Yawn. Another Wimbledon final, another matchup between the Williams sisters. It's the fourth such meeting this decade and the eighth in any Grand Slam final. Since this is almost routine at this point, the circumstances of a Venus-Serena final don't seem all that special. They are. The fact the two sisters are playing in the final at Wimbledon for the fourth time in seven years is one of the most remarkable feats in sports history.
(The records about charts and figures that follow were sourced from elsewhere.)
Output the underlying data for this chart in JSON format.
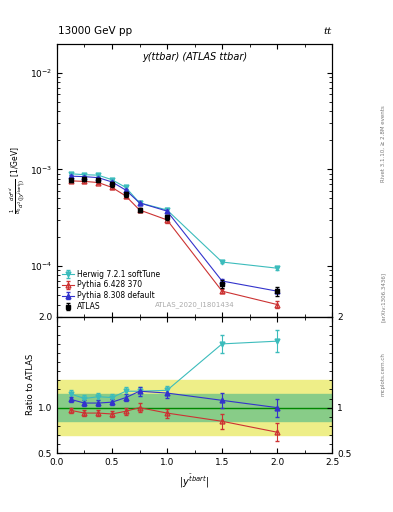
{
  "title_top": "13000 GeV pp",
  "title_right": "tt",
  "plot_title": "y(ttbar) (ATLAS ttbar)",
  "watermark": "ATLAS_2020_I1801434",
  "right_label1": "Rivet 3.1.10, ≥ 2.8M events",
  "right_label2": "[arXiv:1306.3436]",
  "right_label3": "mcplots.cern.ch",
  "x_data": [
    0.125,
    0.25,
    0.375,
    0.5,
    0.625,
    0.75,
    1.0,
    1.5,
    2.0
  ],
  "atlas_y": [
    0.00078,
    0.0008,
    0.00078,
    0.0007,
    0.00055,
    0.00038,
    0.00032,
    6.5e-05,
    5.5e-05
  ],
  "atlas_yerr": [
    4e-05,
    4e-05,
    4e-05,
    4e-05,
    3e-05,
    2e-05,
    2e-05,
    6e-06,
    6e-06
  ],
  "herwig_y": [
    0.0009,
    0.00088,
    0.00087,
    0.00078,
    0.00065,
    0.00045,
    0.00038,
    0.00011,
    9.5e-05
  ],
  "herwig_yerr": [
    2e-05,
    2e-05,
    2e-05,
    2e-05,
    2e-05,
    2e-05,
    2e-05,
    3e-06,
    3e-06
  ],
  "pythia6_y": [
    0.00076,
    0.00075,
    0.00073,
    0.00065,
    0.00053,
    0.00038,
    0.0003,
    5.5e-05,
    4e-05
  ],
  "pythia6_yerr": [
    2e-05,
    2e-05,
    2e-05,
    2e-05,
    2e-05,
    2e-05,
    2e-05,
    3e-06,
    3e-06
  ],
  "pythia8_y": [
    0.00085,
    0.00084,
    0.00082,
    0.00074,
    0.00061,
    0.00045,
    0.00037,
    7e-05,
    5.5e-05
  ],
  "pythia8_yerr": [
    2e-05,
    2e-05,
    2e-05,
    2e-05,
    2e-05,
    2e-05,
    2e-05,
    3e-06,
    3e-06
  ],
  "ratio_x": [
    0.125,
    0.25,
    0.375,
    0.5,
    0.625,
    0.75,
    1.0,
    1.5,
    2.0
  ],
  "herwig_ratio": [
    1.15,
    1.1,
    1.12,
    1.11,
    1.18,
    1.18,
    1.19,
    1.7,
    1.73
  ],
  "herwig_ratio_err": [
    0.04,
    0.04,
    0.04,
    0.04,
    0.05,
    0.05,
    0.05,
    0.1,
    0.12
  ],
  "pythia6_ratio": [
    0.97,
    0.94,
    0.94,
    0.93,
    0.96,
    1.0,
    0.94,
    0.85,
    0.73
  ],
  "pythia6_ratio_err": [
    0.03,
    0.03,
    0.03,
    0.03,
    0.04,
    0.05,
    0.05,
    0.08,
    0.1
  ],
  "pythia8_ratio": [
    1.09,
    1.05,
    1.05,
    1.06,
    1.11,
    1.18,
    1.16,
    1.08,
    1.0
  ],
  "pythia8_ratio_err": [
    0.03,
    0.03,
    0.03,
    0.03,
    0.04,
    0.05,
    0.05,
    0.08,
    0.1
  ],
  "band_yellow_lo": 0.7,
  "band_yellow_hi": 1.3,
  "band_green_lo": 0.85,
  "band_green_hi": 1.15,
  "herwig_color": "#3cbcbc",
  "pythia6_color": "#cc3333",
  "pythia8_color": "#3333cc",
  "atlas_color": "#000000",
  "green_line_color": "#008800",
  "yellow_color": "#eeee88",
  "green_color": "#88cc88",
  "xlim": [
    0.0,
    2.5
  ],
  "ylim_main": [
    3e-05,
    0.02
  ],
  "ylim_ratio": [
    0.5,
    2.0
  ],
  "background_color": "#ffffff"
}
As much as we love to play instant historian these days (that game was the best of all-time, that's the best team ever, etc.), we often fail to properly appreciate sustained greatness in its own time. Everyone knows Tiger Woods is one of the two greatest golfers ever, but if he and Jack Nicklaus swapped eras, I think we'd hold Woods in an even higher regard than we do now. Barry Bonds had the best season ever at the plate in 2002, yet that didn't get 1/100th of the attention that his steroid scandal did five years later. There's something about the passage of time that makes things seem more special. As a result, the true greatness that happens now is often overlooked.
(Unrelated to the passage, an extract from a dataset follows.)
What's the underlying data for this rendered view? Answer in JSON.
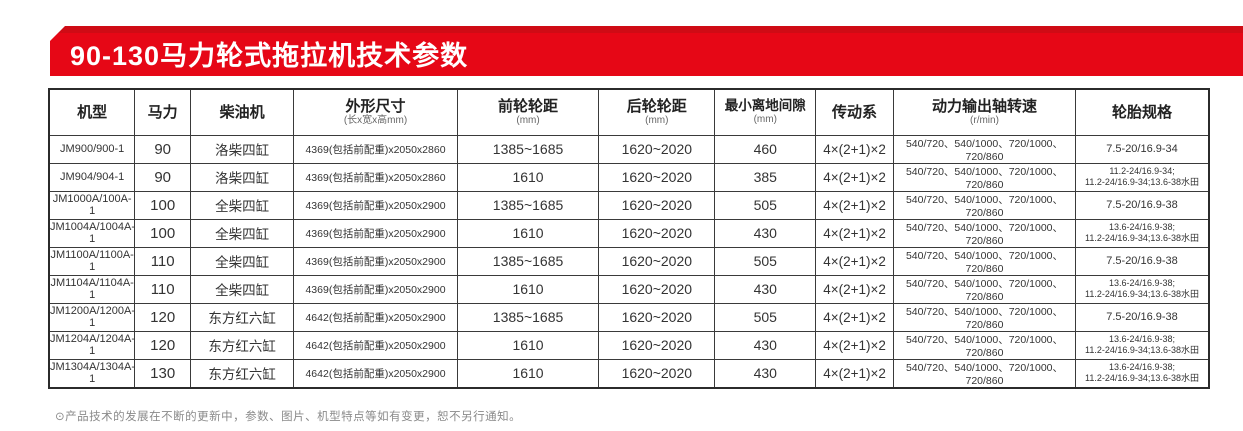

This brings us back to the Williams sisters. We know they're great, but somehow the scope of what they're collectively doing is viewed as ordinary. We expect them to get to the Wimbledon finals, so we're not surprised when they do.
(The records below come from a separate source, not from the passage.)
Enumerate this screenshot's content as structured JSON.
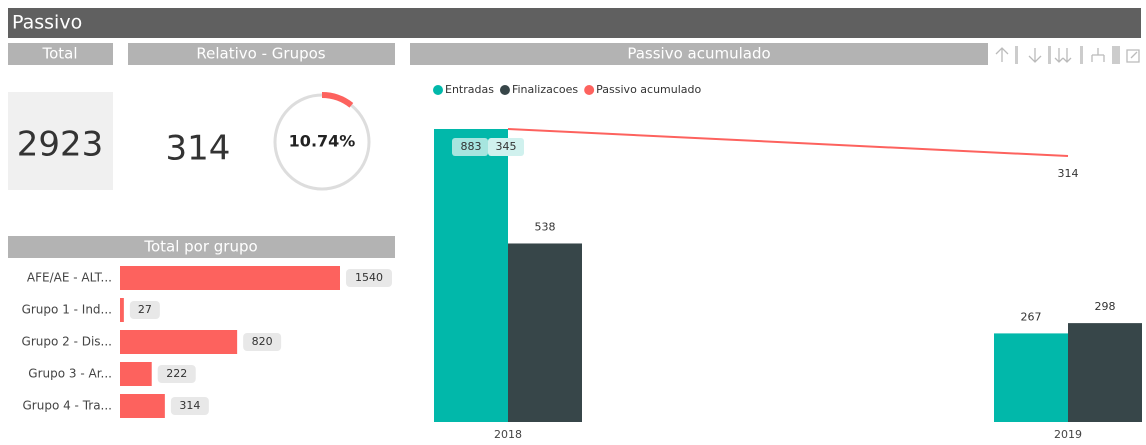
{
  "header": {
    "title": "Passivo"
  },
  "cards": [
    {
      "title": "Total",
      "value": 2923
    },
    {
      "title": "Relativo - Grupos",
      "value": 314
    }
  ],
  "chart_data": [
    {
      "type": "gauge",
      "values": [
        10.74
      ],
      "value_labels": [
        "10.74%"
      ],
      "ylim": [
        0,
        100
      ],
      "color": "#fd625e"
    },
    {
      "type": "hbar",
      "title": "Total por grupo",
      "categories": [
        "AFE/AE - ALT...",
        "Grupo 1 - Ind...",
        "Grupo 2 - Dis...",
        "Grupo 3 - Ar...",
        "Grupo 4 - Tra..."
      ],
      "values": [
        1540,
        27,
        820,
        222,
        314
      ],
      "color": "#fd625e",
      "xlim": [
        0,
        1540
      ]
    },
    {
      "type": "combo",
      "title": "Passivo acumulado",
      "categories": [
        "2018",
        "2019"
      ],
      "series": [
        {
          "name": "Entradas",
          "type": "bar",
          "color": "#01b8aa",
          "values": [
            883,
            267
          ]
        },
        {
          "name": "Finalizacoes",
          "type": "bar",
          "color": "#374649",
          "values": [
            538,
            298
          ]
        },
        {
          "name": "Passivo acumulado",
          "type": "line",
          "axis": "y2",
          "color": "#fd625e",
          "values": [
            345,
            314
          ]
        }
      ],
      "ylim": [
        0,
        883
      ],
      "y2lim": [
        9,
        345
      ],
      "legend": "top-left"
    }
  ]
}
But take a step back and think of it like this: Of all the women playing tennis on this planet, the two who will set foot on Centre Court on Saturday morning grew up in the same house. Let that sink in. It's utterly remarkable. (And we're not even getting into the fact that said house was in Compton, CA, not exactly a tennis hotbed.)
For two sisters to dominate the tennis world and to have more appearances in the Wimbledon final since 2001 (12) than the rest of the world combined (6) is something that shouldn't be taken for granted. We all know it's special, but it's even moreso than that. It's one of the greatest achievements in tennis history.